What does grad_outputs do in autograd.grad?

Kimmo_Ojala · May 13, 2018, 10:17am

I noticed that when I leave grad_outputs as None in autograd.grad I seem to get back the same gradients as when I set it as a sequence of ones (just 1 x 1 in my case). But when I compare the resulting gradient tensors with ==, the results are mostly 0 but sometimes 1 although the numbers seem to be exactly the same.

What does grad_outputs actually do in autograd.grad?
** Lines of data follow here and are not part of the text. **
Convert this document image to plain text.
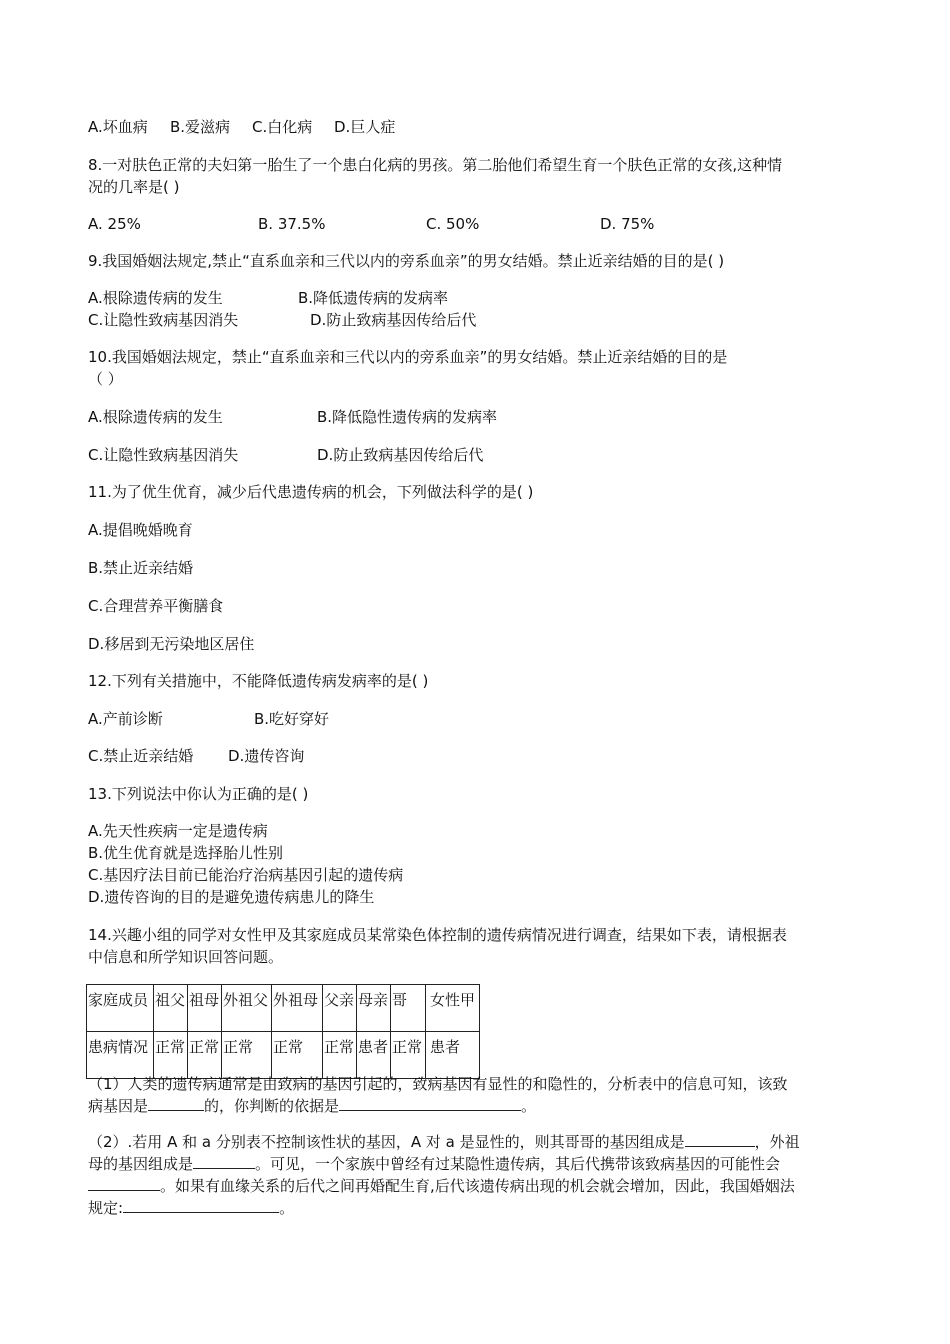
A.坏血病 B.爱滋病 C.白化病 D.巨人症
8.一对肤色正常的夫妇第一胎生了一个患白化病的男孩。第二胎他们希望生育一个肤色正常的女孩,这种情
况的几率是( )
A. 25%	B. 37.5%	C. 50%	D. 75%
9.我国婚姻法规定,禁止“直系血亲和三代以内的旁系血亲”的男女结婚。禁止近亲结婚的目的是( )
A.根除遗传病的发生	B.降低遗传病的发病率
C.让隐性致病基因消失	D.防止致病基因传给后代
10.我国婚姻法规定，禁止“直系血亲和三代以内的旁系血亲”的男女结婚。禁止近亲结婚的目的是
（ ）
A.根除遗传病的发生	B.降低隐性遗传病的发病率
C.让隐性致病基因消失	D.防止致病基因传给后代
11.为了优生优育，减少后代患遗传病的机会，下列做法科学的是( )
A.提倡晚婚晚育
B.禁止近亲结婚
C.合理营养平衡膳食
D.移居到无污染地区居住
12.下列有关措施中，不能降低遗传病发病率的是( )
A.产前诊断	B.吃好穿好
C.禁止近亲结婚 D.遗传咨询
13.下列说法中你认为正确的是( )
A.先天性疾病一定是遗传病
B.优生优育就是选择胎儿性别
C.基因疗法目前已能治疗治病基因引起的遗传病
D.遗传咨询的目的是避免遗传病患儿的降生
14.兴趣小组的同学对女性甲及其家庭成员某常染色体控制的遗传病情况进行调查，结果如下表，请根据表
中信息和所学知识回答问题。
家庭成员	祖父	祖母	外祖父	外祖母	父亲	母亲	哥	女性甲
患病情况	正常	正常	正常	正常	正常	患者	正常	患者
（1）人类的遗传病通常是由致病的基因引起的，致病基因有显性的和隐性的，分析表中的信息可知，该致
病基因是	的，你判断的依据是	。
（2）.若用 A 和 a 分别表不控制该性状的基因，A 对 a 是显性的，则其哥哥的基因组成是	，外祖
母的基因组成是	。可见，一个家族中曾经有过某隐性遗传病，其后代携带该致病基因的可能性会
。如果有血缘关系的后代之间再婚配生育,后代该遗传病出现的机会就会增加，因此，我国婚姻法
规定:	。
alexis-jacq · May 13, 2018, 9:20pm

When I do it:

>>> x = torch.rand(5, requires_grad=True)
>>> y = (x**2).sum()
>>> g1 = torch.autograd.grad(y,x,torch.ones(5), retain_graph=True)
>>> g2 = torch.autograd.grad(y,x,None, retain_graph=True)
>>> g1[0]==g2[0]
tensor([ 1,  1,  1,  1,  1], dtype=torch.uint8)

Can you show your code?

In autograd.grad, if you pass grad_output=None, it will change it into a tensor of ones of the same size than output with the line:

new_grads.append(torch.ones_like(out))

(that’s here : https://github.com/pytorch/pytorch/blob/master/torch/autograd/__init__.py)
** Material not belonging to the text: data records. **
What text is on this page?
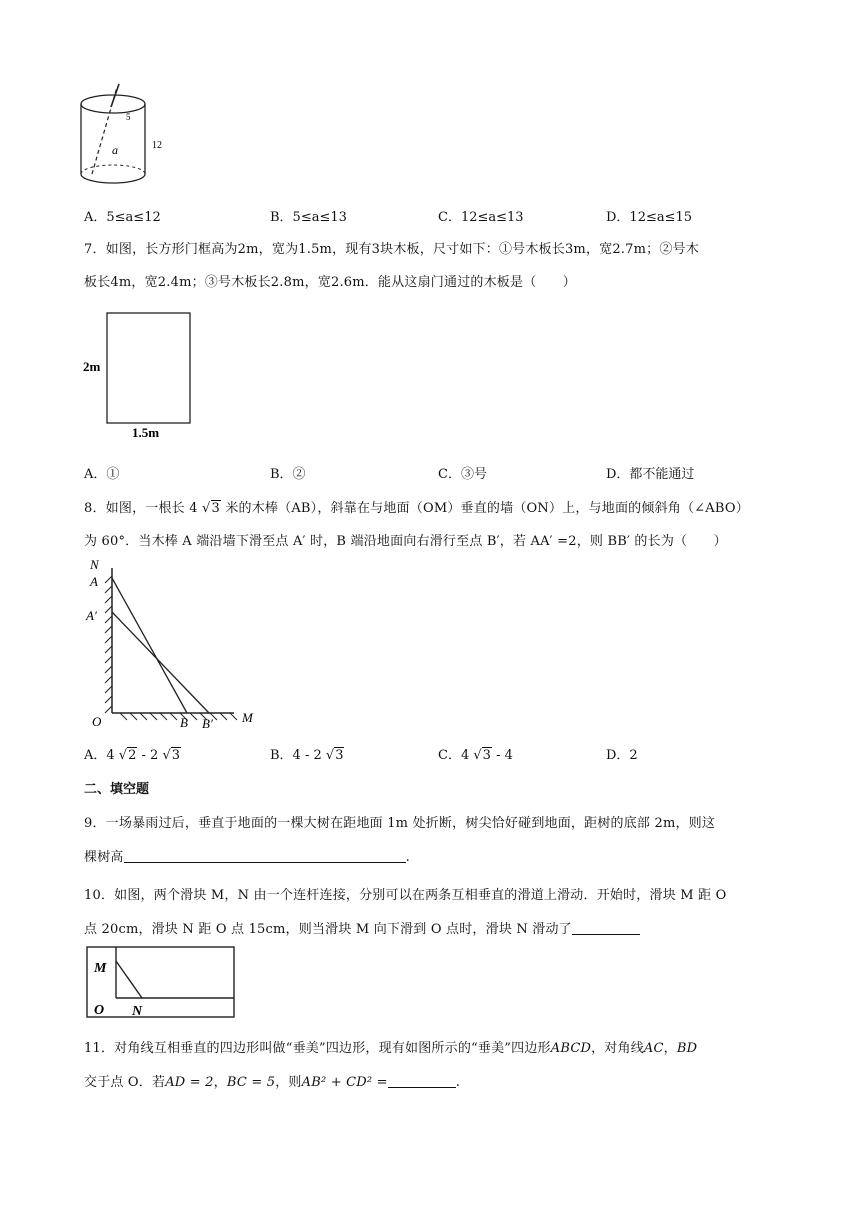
a
5
12
A．5≤a≤12	B．5≤a≤13	C．12≤a≤13	D．12≤a≤15
7．如图，长方形门框高为2m，宽为1.5m，现有3块木板，尺寸如下：①号木板长3m，宽2.7m；②号木
板长4m，宽2.4m；③号木板长2.8m，宽2.6m．能从这扇门通过的木板是（　　）
2m
1.5m
A．①	B．②	C．③号	D．都不能通过
8．如图，一根长 4 √3 米的木棒（AB），斜靠在与地面（OM）垂直的墙（ON）上，与地面的倾斜角（∠ABO）
为 60°．当木棒 A 端沿墙下滑至点 A′ 时，B 端沿地面向右滑行至点 B′，若 AA′ =2，则 BB′ 的长为（　　）
N
A
A′
O	B B′ M
A．4 √2 - 2 √3	B．4 - 2 √3	C．4 √3 - 4	D．2
二、填空题
9．一场暴雨过后，垂直于地面的一棵大树在距地面 1m 处折断，树尖恰好碰到地面，距树的底部 2m，则这
棵树高	.
10．如图，两个滑块 M，N 由一个连杆连接，分别可以在两条互相垂直的滑道上滑动．开始时，滑块 M 距 O
点 20cm，滑块 N 距 O 点 15cm，则当滑块 M 向下滑到 O 点时，滑块 N 滑动了
M
O N
11．对角线互相垂直的四边形叫做“垂美”四边形，现有如图所示的“垂美”四边形ABCD，对角线AC，BD
交于点 O．若AD = 2，BC = 5，则AB² + CD² =	.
Krishna_Garg · July 18, 2020, 10:38pm

@alexis-jacq Your answer still doesn’t explain the use of grad_output. Can you please explain the case when the grad_output is not ones?

Zayd · February 1, 2021, 12:44pm

@Krishna_Garg While this answer is by no means comprehensive, I have seen grad_outputs used when calculating higher-order derivative, vector products, e.g., Hessian-vector products.